Like others, I'm a big fan of education writer Dana Goldstein (and love the line in her latest piece about the current mood of "brutal optimism" about testing). But the piece in Slate -- about how "a growing spate of evidence from around the country suggests that the most egregious practices in Atlanta... are part of a national, and indeed a historic trend... bolstered by No Child Left Behind's emphasis on pressuring educators to produce spectacular test results" -- seems overheated in its claims and makes several questionable connections.
Goldstein presents no real evidence that there is a cheating crisis going on in America, greatly overstates NCLB's real-world threat to educators, and seems to presume that educators are both unable to resist everyday temptations and shouldn't be included among those who should be held accountable for their actions. To all of this and more, I protest.
No doubt, we've seen a slew of cheating scandals lately, the details of which -- test-fixing parties and high-level coverups in Atlanta, for example -- are infuriating to all. We should all be concerned about the integrity of the system and the ways in which we try and make schools and teachers more accountable for their results. I share her concern about the overuse of test results, especially in areas like individual value-added ratings for classroom teachers.
But Goldstein musters no real evidence beyond a handful of newspaper articles that cheating is dramatically on the rise, proportionally, or is particularly problematic in education as opposed to many other fields that involve testing. Cheating incidents are like shark sightings and crime reports; they are amplified by the media (which loves "trends") and are easily influenced by changes in definitions and reporting requirements. At least some of the current cheating "trend" is the result of media outlets furiously imitating USA Today and the Washington Post. It's ironic that the Goldstein piece is published in Slate, whose media columnist regularly debunks fake media trends.
Second, Goldstein substantially overemphasizes NCLB's influence and suggests a causal relationship between cheating and the law that isn't backed up by any real evidence. The creaky law's sanctions are notoriously weak -- a toothless transfer requirement, a watered-down after-school tutoring requirement and a hodge-podge of school improvement efforts that weren't even implemented in most parts of the country. Relatively few kids, teachers and schools have had their fates upended by NCLB (though many may have been told that is the case, and the Obama program called SIG has increased the number of closures and restaffing in recent years). The only real consequence of NCLB is an easily-dismissed annual rating that isn't even required to be displayed on the front door.
Most troubling to me is Goldstein and others' suggestion that teachers and educators are somehow helpless to resist the notion of cheating and by extension shouldn't be held accountable for their actions. The world is full of opportunities to cheat -- on taxes, in sports, at the checkout register, on payroll day -- and yet in most of these situations, our notions of individual will and accountability remain.

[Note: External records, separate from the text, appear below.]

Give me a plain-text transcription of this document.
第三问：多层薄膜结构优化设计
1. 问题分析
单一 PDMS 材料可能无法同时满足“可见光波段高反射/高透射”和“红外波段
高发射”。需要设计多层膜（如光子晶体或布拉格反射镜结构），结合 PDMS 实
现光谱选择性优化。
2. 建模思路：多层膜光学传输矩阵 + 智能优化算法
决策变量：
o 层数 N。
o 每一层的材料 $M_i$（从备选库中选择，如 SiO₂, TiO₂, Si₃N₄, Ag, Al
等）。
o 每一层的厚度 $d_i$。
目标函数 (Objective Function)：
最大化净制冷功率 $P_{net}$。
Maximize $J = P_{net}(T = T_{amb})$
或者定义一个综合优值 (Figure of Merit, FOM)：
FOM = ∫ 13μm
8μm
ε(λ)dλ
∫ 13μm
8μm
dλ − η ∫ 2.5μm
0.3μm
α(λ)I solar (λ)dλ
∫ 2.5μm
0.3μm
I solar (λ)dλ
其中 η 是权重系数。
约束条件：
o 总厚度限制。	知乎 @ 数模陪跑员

If testing and federal accountability systems were as bad -- as powerful, as destructive, as immoral -- as Goldstein suggests, then I hope we'd have had annual protests nationally and widespread refusals by teachers to administer the tests (or by administrators to collect them) rather than a decade of going along with a corrupt system. But that's not what's happened, according to Goldstein. She seems to suggest that if someone tells educators to cheat, they will do so, out of concern for bringing shame on their school or to keep their jobs. I just don't think that's true.
Yes, there's some cheating in education. Yes it should be addressed. But the most pernicious forms of cheating are systematic efforts in which schools and districts manipulate subgroup sizes and enrollment dates or states and elected officials and reform advocates cherry-pick data to give the impression. And we should neither overestimate accountability-based laws like NCLB nor ignore educators' roles in implementing them. Whatever has or hasn't happened over the past decade under NCLB implicates nearly everyone in education, including teachers.